Het succes achter de Soldaat
De musical 'Soldaat van Oranje' ontvangt vrijdag de miljoenste bezoeker. Succes is gemakkelijker te verklaren dan te voorspellen.
In toneelland vraag je altijd hoeveel mensen er zitten", zegt Matteo van der Grijn, drie uur voordat hij op moet als hoofdrolspeler in de musical 'Soldaat van Oranje'. "500 in Meppel, wat fijn, en hoezo maar zestig in Apeldoorn? Het voelt raar dat wij die vraag nooit meer stellen. Het is vanzelfsprekend dat we zijn uitverkocht. Een verwende positie."
1103 toeschouwers passen in de TheaterHangaar op vliegbasis Valkenburg bij Katwijk. Ze zitten er avond na avond. Opgeteld al bijna een miljoen mensen.
Van der Grijn speelt verzetsheld Erik Hazelhoff Roelfzema: de Leidse student die in de Tweede Wereldoorlog naar Londen overstak en in dienst van koningin Wilhelmina een aantal landingen maakte op de Nederlandse kust. Hij schat zo'n 400 voorstellingen achter de rug te hebben en speelt door tot in december.
In de grimekamer laat hij een kale kop vastlijmen. Van der Grijn doodt de tijd met een quiz op de smartphone: hoeveel muzen kenden de oude Grieken? Andere kale koppen geven antwoord. Het zijn de vrienden van Hazelhoff die in de openingsscène worden ontgroend door de beulen van studentenvereniging Minerva. De oorlog kan elk moment uitbreken. De scène gaat over de vraag of een bevel boven vriendschap gaat.

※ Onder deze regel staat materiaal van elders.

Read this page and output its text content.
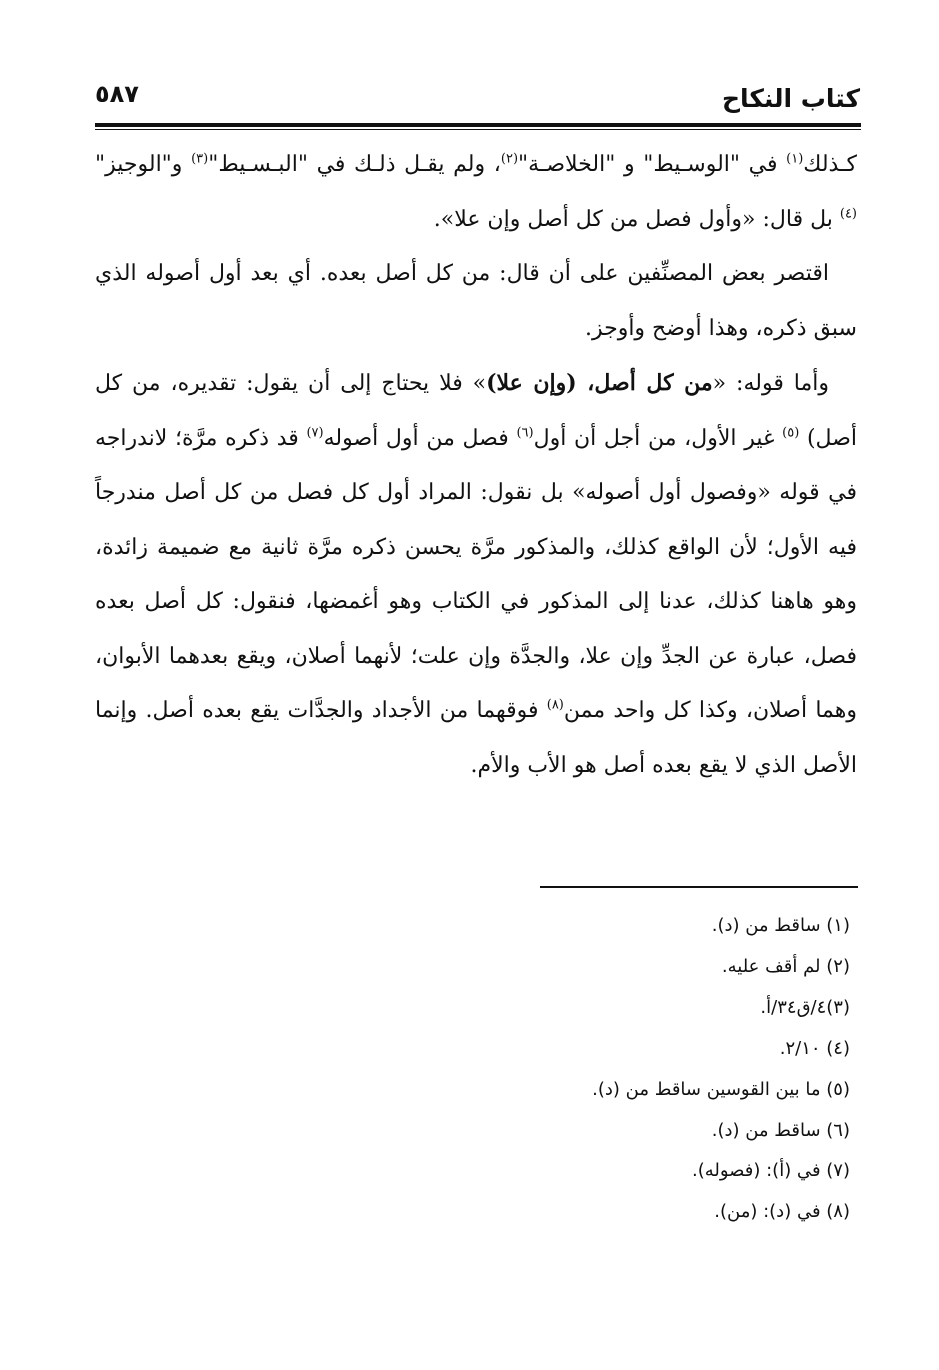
٥٨٧	كتاب النكاح

كـذلك$^{(١)}$ في "الوسـيط" و "الخلاصـة"$^{(٢)}$، ولم يقـل ذلـك في "البـسـيط"$^{(٣)}$ و"الوجيز"$^{(٤)}$ بل قال: «وأول فصل من كل أصل وإن علا».

اقتصر بعض المصنِّفين على أن قال: من كل أصل بعده. أي بعد أول أصوله الذي سبق ذكره، وهذا أوضح وأوجز.

وأما قوله: «من كل أصل، (وإن علا)» فلا يحتاج إلى أن يقول: تقديره، من كل أصل) $^{(٥)}$ غير الأول، من أجل أن أول$^{(٦)}$ فصل من أول أصوله$^{(٧)}$ قد ذكره مرَّة؛ لاندراجه في قوله «وفصول أول أصوله» بل نقول: المراد أول كل فصل من كل أصل مندرجاً فيه الأول؛ لأن الواقع كذلك، والمذكور مرَّة يحسن ذكره مرَّة ثانية مع ضميمة زائدة، وهو هاهنا كذلك، عدنا إلى المذكور في الكتاب وهو أغمضها، فنقول: كل أصل بعده فصل، عبارة عن الجدِّ وإن علا، والجدَّة وإن علت؛ لأنهما أصلان، ويقع بعدهما الأبوان، وهما أصلان، وكذا كل واحد ممن$^{(٨)}$ فوقهما من الأجداد والجدَّات يقع بعده أصل. وإنما الأصل الذي لا يقع بعده أصل هو الأب والأم.

(١) ساقط من (د).

(٢) لم أقف عليه.

(٣)٤/ق٣٤/أ.

(٤) ٢/١٠.

(٥) ما بين القوسين ساقط من (د).

(٦) ساقط من (د).

(٧) في (أ): (فصوله).

(٨) في (د): (من).
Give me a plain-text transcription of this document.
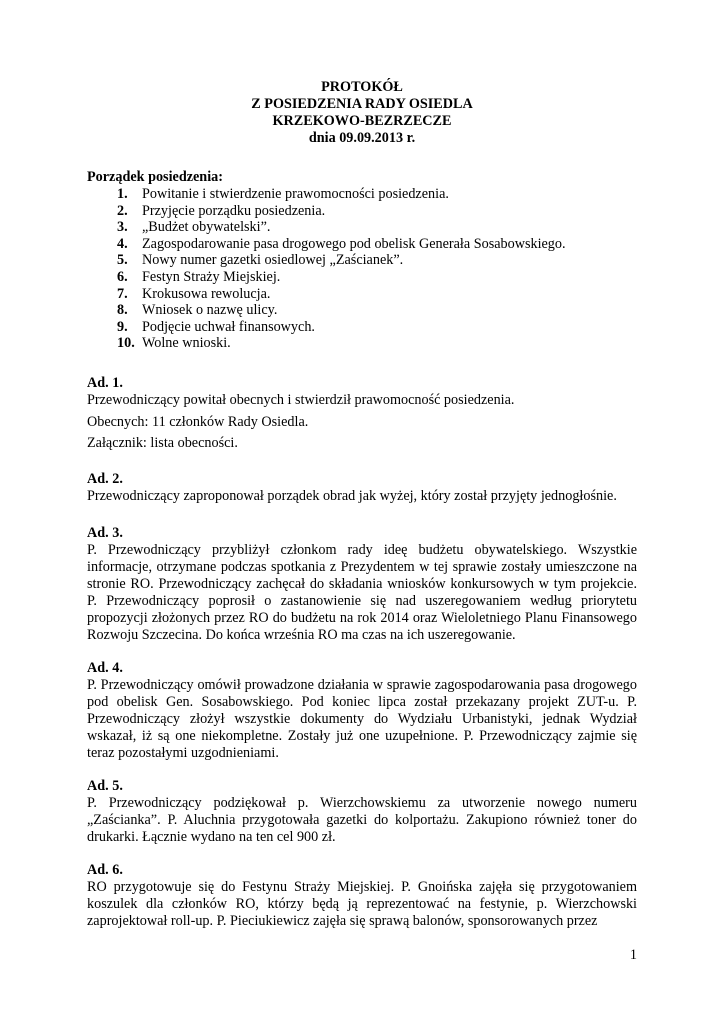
PROTOKÓŁ
Z POSIEDZENIA RADY OSIEDLA
KRZEKOWO-BEZRZECZE
dnia 09.09.2013 r.
Porządek posiedzenia:
1. Powitanie i stwierdzenie prawomocności posiedzenia.
2. Przyjęcie porządku posiedzenia.
3. „Budżet obywatelski”.
4. Zagospodarowanie pasa drogowego pod obelisk Generała Sosabowskiego.
5. Nowy numer gazetki osiedlowej „Zaścianek”.
6. Festyn Straży Miejskiej.
7. Krokusowa rewolucja.
8. Wniosek o nazwę ulicy.
9. Podjęcie uchwał finansowych.
10. Wolne wnioski.
Ad. 1.
Przewodniczący powitał obecnych i stwierdził prawomocność posiedzenia.
Obecnych: 11 członków Rady Osiedla.
Załącznik: lista obecności.
Ad. 2.

Przewodniczący zaproponował porządek obrad jak wyżej, który został przyjęty jednogłośnie.

Ad. 3.

P. Przewodniczący przybliżył członkom rady ideę budżetu obywatelskiego. Wszystkie informacje, otrzymane podczas spotkania z Prezydentem w tej sprawie zostały umieszczone na stronie RO. Przewodniczący zachęcał do składania wniosków konkursowych w tym projekcie. P. Przewodniczący poprosił o zastanowienie się nad uszeregowaniem według priorytetu propozycji złożonych przez RO do budżetu na rok 2014 oraz Wieloletniego Planu Finansowego Rozwoju Szczecina. Do końca września RO ma czas na ich uszeregowanie.

Ad. 4.

P. Przewodniczący omówił prowadzone działania w sprawie zagospodarowania pasa drogowego pod obelisk Gen. Sosabowskiego. Pod koniec lipca został przekazany projekt ZUT-u. P. Przewodniczący złożył wszystkie dokumenty do Wydziału Urbanistyki, jednak Wydział wskazał, iż są one niekompletne. Zostały już one uzupełnione. P. Przewodniczący zajmie się teraz pozostałymi uzgodnieniami.

Ad. 5.

P. Przewodniczący podziękował p. Wierzchowskiemu za utworzenie nowego numeru „Zaścianka”. P. Aluchnia przygotowała gazetki do kolportażu. Zakupiono również toner do drukarki. Łącznie wydano na ten cel 900 zł.

Ad. 6.

RO przygotowuje się do Festynu Straży Miejskiej. P. Gnoińska zajęła się przygotowaniem koszulek dla członków RO, którzy będą ją reprezentować na festynie, p. Wierzchowski zaprojektował roll-up. P. Pieciukiewicz zajęła się sprawą balonów, sponsorowanych przez

1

Volle zalen als verwennerij. Kan het spel daarvan niet vervlakken? "Natuurlijk speel je nergens op halve kracht", zegt Marisa van Eyle, voor wie de pruik van koningin Wilhelmina klaarstaat. "Maar hier is het arbeidsethos nog sterker doordat het publiek om negen uur met de bus vanuit Groningen is vertrokken, broodtrommeltje op schoot, en een smak geld heeft betaald."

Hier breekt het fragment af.